3.4. Administration et opiniocratie

On a vu que les « enfances d’inscription » s’appliquaient peut-être aux tracasseries administratives qui commencent pour tous dès l’école primaire (orientations, niveaux, emploi du temps, cahier de texte, bulletins à faire signer par les parents, etc.) mais ce n’est pas la seule pique aux « scolaires » et autres « Hommes de Societ ». Ici en effet, ce qu’on présente à la fin d’une lettre, c’est « l’expression de ses sentiments colorés », façon de poétiser ce qui, a priori, l’est difficilement.

L’administration est encore moquée, à travers ce formulaire (?) de la page 22 de Vous qui habitez le temps où, comme frappé d’amnésie, un personnage semble demander à un préposé-guichetier :

‘Dites d’abord si mon nom est vraiment Jean Véto ou si non. S’il ne l’est pas, affirmez moi. Cochez en nul si c’est pas le cas. ’

Pour illustrer l’idée que le registre novarinien, malgré une possible critique sous- jacente, est également comique, nous ferons, quitte à choquer un peu, encore appel à Goscinny et à Uderzo mettant en scène dans Astérix et le chaudron un poseur de questions tout à fait novarinien :

Expliquer : I – Les raisons de notre arrêt, II – Retrancher ces raisons, III – Poursuivre notre route
Etes-vous : a) de simples passants ?, b) animés de sentiments amicaux ?, c) des bandits ?
Avertissement sans frais : Ne touchez pas à nos personnes physiques. Toute réclamation doit être adressée à César, Jules, à Rome.

Dans cette planche très drôle, l’enjeu est, semble-t-il, le même : se moquer de ces réflexes administratifs qui pour certains « Hommes de Societ » sont devenus une seconde nature – au fond, ce qui est ici mis en scène, c’est une forme terrible de déshumanisation, un peu comme si Boucot avait réussi son coup et gagné la partie. Dans L’Origine rouge (p. 69), il y a un autre formulaire (un sondage ? un Q.C.M. ?), concernant Dieu :

‘Et maintenant, si j’vous dis « Dieu est petit » : êtes-vous d’accord, moyennement d’accord, plutôt pas d’accord, totalement équidistante entre d’accord et pas d’accord, penchant plutôt vers pas d’accord, occasionnellement sans opinion, de toute façon, plutôt pas d’accord du tout, pas d’accord du tout ou absolument pas d’accord du tout.’
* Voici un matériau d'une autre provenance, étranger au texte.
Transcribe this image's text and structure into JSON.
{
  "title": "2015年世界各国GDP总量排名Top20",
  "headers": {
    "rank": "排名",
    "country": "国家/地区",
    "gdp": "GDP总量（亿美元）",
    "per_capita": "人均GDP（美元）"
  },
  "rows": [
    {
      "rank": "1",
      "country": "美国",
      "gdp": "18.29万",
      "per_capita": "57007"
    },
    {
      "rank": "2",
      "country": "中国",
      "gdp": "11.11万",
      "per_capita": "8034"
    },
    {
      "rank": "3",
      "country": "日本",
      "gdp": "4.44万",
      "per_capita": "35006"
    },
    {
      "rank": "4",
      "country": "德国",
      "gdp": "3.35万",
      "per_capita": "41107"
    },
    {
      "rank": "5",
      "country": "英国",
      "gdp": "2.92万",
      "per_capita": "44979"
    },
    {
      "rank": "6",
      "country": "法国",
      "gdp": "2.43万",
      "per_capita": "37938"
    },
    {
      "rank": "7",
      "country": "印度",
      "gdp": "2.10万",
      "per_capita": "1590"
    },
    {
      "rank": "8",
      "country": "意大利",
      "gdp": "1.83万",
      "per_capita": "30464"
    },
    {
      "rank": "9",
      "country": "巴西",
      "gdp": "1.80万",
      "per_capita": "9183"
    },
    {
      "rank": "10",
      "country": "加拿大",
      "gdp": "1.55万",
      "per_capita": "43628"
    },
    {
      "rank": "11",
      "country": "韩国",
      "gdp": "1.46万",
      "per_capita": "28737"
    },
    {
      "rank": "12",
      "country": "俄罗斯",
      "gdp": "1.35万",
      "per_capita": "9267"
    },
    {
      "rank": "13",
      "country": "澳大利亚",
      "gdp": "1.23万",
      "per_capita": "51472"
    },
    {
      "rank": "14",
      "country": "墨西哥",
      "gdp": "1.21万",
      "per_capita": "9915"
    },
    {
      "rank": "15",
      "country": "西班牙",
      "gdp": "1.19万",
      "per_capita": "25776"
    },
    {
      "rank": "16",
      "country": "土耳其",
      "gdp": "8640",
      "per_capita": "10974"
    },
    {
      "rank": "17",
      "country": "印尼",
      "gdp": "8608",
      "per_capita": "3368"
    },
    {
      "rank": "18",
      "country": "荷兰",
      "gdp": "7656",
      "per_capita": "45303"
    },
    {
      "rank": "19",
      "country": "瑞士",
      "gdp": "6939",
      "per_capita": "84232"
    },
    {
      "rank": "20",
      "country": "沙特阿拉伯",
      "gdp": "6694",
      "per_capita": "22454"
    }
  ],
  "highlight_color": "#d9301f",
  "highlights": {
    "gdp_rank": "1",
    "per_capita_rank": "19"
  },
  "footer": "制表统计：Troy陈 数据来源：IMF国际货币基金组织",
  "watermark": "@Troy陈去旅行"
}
Aux pages 166 et 167 de L’Opérette imaginaire, on pourra lire le résultat de ce type de sondage :

‘14 pour cent du peuple apprécient le dulcocinax, 2 pour cent pensent que Jeanjean Bamblodère est lucratif, 13 pour cent consomment du carbolopétrax, 3 pour cent estiment que tout ce qui est signé Jean Bamblodusse est parfaitement roboratif.’

On notera au passage une rime croisée originale en ax/ratif/ax/ratif ; mais le (?) sondage n’est pas terminé : « 50, 02 pour cent s’étonnent qu’il y ait quelque chose plutôt que rien […], 0, 02 pour cent mangent onze biscottes, 19 pour cent disent éprouver dans l’homme un froid polaire». Pourtant, une certaine poésie se dégage parfois ; dans « 1 pour cent éprouve couvercle », on retrouve un peu le « ciel bas et lourd » de Baudelaire… Enfin, le peuple « [approuvant] à 11pour cent la façon dont il est sondé » mais « 98 pour cent [demandant] qu’on leur refasse immédiatement le sondage », il y a un nouveau projet de « sondage sur ce peuple afin de savoir ce que le peuple veut dire »…
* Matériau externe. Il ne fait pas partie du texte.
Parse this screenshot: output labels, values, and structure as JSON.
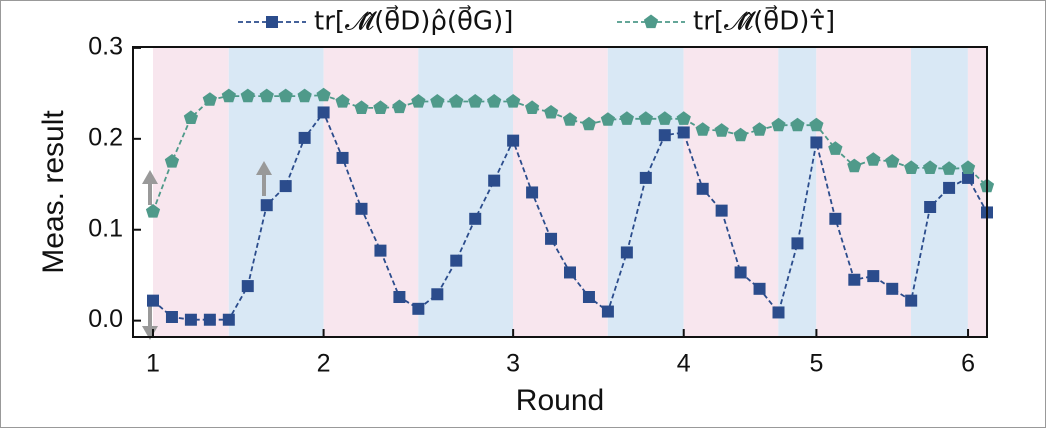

Dans La Scène (p. 132), il y encore un sondage absurde : 71% des français estiment avoir dépassé leur date de naissance. Ces sondages sont une autre manière de montrer en quoi l’homme est cerné, piégé par Boucot. Dans L’Acte inconnu enfin (pp. 113-114), on a une liste de questions stupides, posées par le Logologue (« Avez-vous tendance à remettre les choses à plus tard pour découvrir ensuite qu’il est trop tard ? Mangez-vous lentement ? », « Vous couchez-vous lorsque vous le voulez ou plutôt parce que c’est l’heure d’y aller ?) et qui pourraient figurer dans un sondage inquisiteur.